Brocade Launches Commercial Vyatta OpenDaylight SDN Controller

Brocade is doubling down on its OpenDaylight efforts with the announcement today of the Vyatta controller. The Vyatta controller is based entirely on the open source OpenDaylight project and provides Software Defined Networking (SDN) capabilities.

Kelly Herrell, VP and GM of the software networking business unit at Brocade, explained to Enterprise Networking Planet that the Vyatta controller is an SDN controller that goes beyond what is possible with just OpenFlow. The first generation of SDN controllers were typically all about the OpenFlow flow protocol. Herrell said that OpenFlow has a very limited and narrow view of what a controller can do.

“OpenFlow only provides control at the switch level and then only for certain switches,” Herrell said. “So an OpenFlow controller doesn’t let you configure a firewall or a load balancer or a router, it’s all just the switch level.”

He added that there is a clear need for an SDN controller to be able to manipulate all the attributes of the network. It’s a challenge that the OpenDaylight Project has been architected to solve.

The open source OpenDaylight project first got started in April of 2013 with the support of most of the world’s leading networking vendors, including Brocade, Cisco, Juniper and HP. The organization currently has over 39 members and is still growing. Brocade has a particularly strong position within OpenDaylight as well. Brocade engineer David Meyer is the chairman of the OpenDaylight Technical Steering Committee.

“OpenDaylight is an acknowledgement by vendors that a single vendor SDN controller will not advance the industry,” Herrell said.

The Vyatta Controller is not a fork of the OpenDaylight code. In fact, Herrell emphasized that it is 100 percent based on the open source code.

“Since OpenDaylight is open-source and multi-vendor, it enables customers to have a really smooth on-ramp into the OpenDaylight SDN world,” Herrell said.

The Vyatta Controller is a virtual machine that runs on a virtualization hypervisor. The entire platform is packaged including the required Java application server. Brocade is using the open source Apache Tomcat application server inside of the Vyatta Controller as part of the complete package.

The first Vyatta Controller GA release is set for November and will be based on the upcoming OpenDaylight Helium release.

OpenDaylight iterates with major milestone releases every six months, and the Vyatta Controller will follow the same path.

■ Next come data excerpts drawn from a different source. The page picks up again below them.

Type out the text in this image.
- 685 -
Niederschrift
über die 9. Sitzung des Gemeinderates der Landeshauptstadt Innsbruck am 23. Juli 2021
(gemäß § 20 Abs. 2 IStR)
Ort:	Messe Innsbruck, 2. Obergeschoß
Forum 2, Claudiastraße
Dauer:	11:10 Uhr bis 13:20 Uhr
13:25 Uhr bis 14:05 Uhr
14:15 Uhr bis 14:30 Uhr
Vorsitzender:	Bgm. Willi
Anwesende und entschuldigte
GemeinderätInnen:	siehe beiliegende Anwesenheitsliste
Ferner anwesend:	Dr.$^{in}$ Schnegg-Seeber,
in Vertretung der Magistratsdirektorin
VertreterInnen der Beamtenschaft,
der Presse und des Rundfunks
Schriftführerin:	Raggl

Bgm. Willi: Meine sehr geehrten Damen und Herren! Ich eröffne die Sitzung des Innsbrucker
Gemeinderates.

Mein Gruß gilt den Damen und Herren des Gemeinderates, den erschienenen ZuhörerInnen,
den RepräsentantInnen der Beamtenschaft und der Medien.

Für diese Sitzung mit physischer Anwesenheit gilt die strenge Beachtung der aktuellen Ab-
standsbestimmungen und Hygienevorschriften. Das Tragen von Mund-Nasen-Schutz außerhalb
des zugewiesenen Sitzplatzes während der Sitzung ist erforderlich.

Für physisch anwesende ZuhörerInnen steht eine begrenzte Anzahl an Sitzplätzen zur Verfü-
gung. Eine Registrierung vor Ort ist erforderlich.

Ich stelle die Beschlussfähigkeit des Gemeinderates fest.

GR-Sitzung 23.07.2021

“Within our engineering group, we have a continuous build of OpenDaylight, which is in effect a mirror of their repository,” Herrell said.

When the OpenDaylight Helium release is out, Brocade will do some additional quality assurance work and provide some packaging to make the platform easier to deploy. For Brocade’s customers, instead of having to wait six months until the next major OpenDaylight milestone release, which is codenamed Lithium, fixes can be made in incremental updates.

“Engaging with Brocade commercially will allow us to provide bug fixes or functionality, and then we’ll work on driving 100 percent back into the open-source OpenDaylight community,” Herrell said.